The film opens with George laying in bed in a daze. There's spilt ink on the bed but doesn't seem to care or even notice. There is a dreamlike sequence where he sees his lover lying dead at the scene of the car crash that killed him eight months ago. You get the impression George has been this way for a while and this dreamlike feeling permeates throughout the film as we observe him sleepwalk through his daily routines while reminiscing on his time with his lover. But he is not sleepwalking. He has a clear purpose in mind today and that is to end his life. He pays extra compliments to his fellow people, teaches his last class, clears out his office and buys bullets for his gun, but perhaps life isn't as depressing as it may seem. A Single Man is a beautifully constructed film that showcases the pain of loss and the overbearing depression that follows.

In a lecture George talks about fear and prejudice. He is subtly talking about his own life as a gay man (I don't believe it is ever revealed if he is openly gay) which goes over the heads of his students save for one, a young man who seems more interested in George himself than what he is saying. He attempts to talk to George after class, commenting that perhaps all he needs is a friend. Everything in this film lies beneath the surface, the flirtations and George's depression under his stoic exterior.
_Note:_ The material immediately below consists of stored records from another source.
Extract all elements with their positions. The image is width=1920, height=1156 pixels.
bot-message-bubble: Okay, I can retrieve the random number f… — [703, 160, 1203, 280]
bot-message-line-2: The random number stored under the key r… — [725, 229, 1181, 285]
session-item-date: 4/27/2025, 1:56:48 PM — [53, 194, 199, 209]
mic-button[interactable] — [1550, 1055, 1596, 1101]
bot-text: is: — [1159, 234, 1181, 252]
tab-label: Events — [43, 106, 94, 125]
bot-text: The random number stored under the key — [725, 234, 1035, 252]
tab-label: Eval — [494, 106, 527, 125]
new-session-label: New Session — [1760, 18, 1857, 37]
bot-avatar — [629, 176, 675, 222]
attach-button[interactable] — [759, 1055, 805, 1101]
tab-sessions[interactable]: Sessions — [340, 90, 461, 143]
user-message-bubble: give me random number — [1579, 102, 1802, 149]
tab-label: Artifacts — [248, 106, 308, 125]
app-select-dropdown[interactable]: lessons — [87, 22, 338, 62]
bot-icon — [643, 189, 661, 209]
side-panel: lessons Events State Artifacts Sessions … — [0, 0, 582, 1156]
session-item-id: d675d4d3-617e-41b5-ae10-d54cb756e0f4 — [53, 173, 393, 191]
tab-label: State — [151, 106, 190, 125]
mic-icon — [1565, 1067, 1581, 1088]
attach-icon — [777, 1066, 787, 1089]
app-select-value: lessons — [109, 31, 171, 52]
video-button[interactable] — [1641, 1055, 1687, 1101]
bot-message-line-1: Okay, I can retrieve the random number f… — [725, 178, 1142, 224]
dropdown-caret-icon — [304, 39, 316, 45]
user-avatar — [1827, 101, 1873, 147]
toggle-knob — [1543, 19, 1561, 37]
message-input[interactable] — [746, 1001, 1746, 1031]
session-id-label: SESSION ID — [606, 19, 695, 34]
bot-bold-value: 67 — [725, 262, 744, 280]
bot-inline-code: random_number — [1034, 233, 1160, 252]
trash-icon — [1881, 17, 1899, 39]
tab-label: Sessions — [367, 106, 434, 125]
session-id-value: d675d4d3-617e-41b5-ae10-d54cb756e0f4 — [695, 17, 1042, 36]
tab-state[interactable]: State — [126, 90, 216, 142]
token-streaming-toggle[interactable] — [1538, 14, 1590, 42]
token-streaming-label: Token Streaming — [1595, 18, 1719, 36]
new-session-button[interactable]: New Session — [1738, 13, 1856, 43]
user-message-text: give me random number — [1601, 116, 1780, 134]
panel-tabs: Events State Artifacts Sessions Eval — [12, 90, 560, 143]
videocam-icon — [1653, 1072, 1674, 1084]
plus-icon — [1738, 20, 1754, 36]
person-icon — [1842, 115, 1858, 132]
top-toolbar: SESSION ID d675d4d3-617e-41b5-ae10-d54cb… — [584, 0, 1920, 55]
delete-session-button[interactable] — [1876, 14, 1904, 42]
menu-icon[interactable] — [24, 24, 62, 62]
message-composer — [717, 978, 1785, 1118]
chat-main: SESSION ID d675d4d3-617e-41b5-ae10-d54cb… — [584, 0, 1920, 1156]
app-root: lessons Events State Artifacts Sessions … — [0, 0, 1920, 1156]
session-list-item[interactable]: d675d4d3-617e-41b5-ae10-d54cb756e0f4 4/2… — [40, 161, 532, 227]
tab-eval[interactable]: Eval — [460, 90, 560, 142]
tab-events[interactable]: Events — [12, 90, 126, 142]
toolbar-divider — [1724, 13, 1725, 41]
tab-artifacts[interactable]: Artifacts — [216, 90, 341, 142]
That is part of the beauty of A Single Man.

This is a magnificent film by first time director Tom Ford (who makes some pretty awesome sunglasses by the way) who crafts this film with a certain rhythm that eases the viewer into George's painful life. The set designs and costumes are all sharp as all films set from the 60's seem to be (see Tinker Tailor Soldier Spy). The musical score is perfect as well. Of course the film is highlighted by Firth who just owns the role.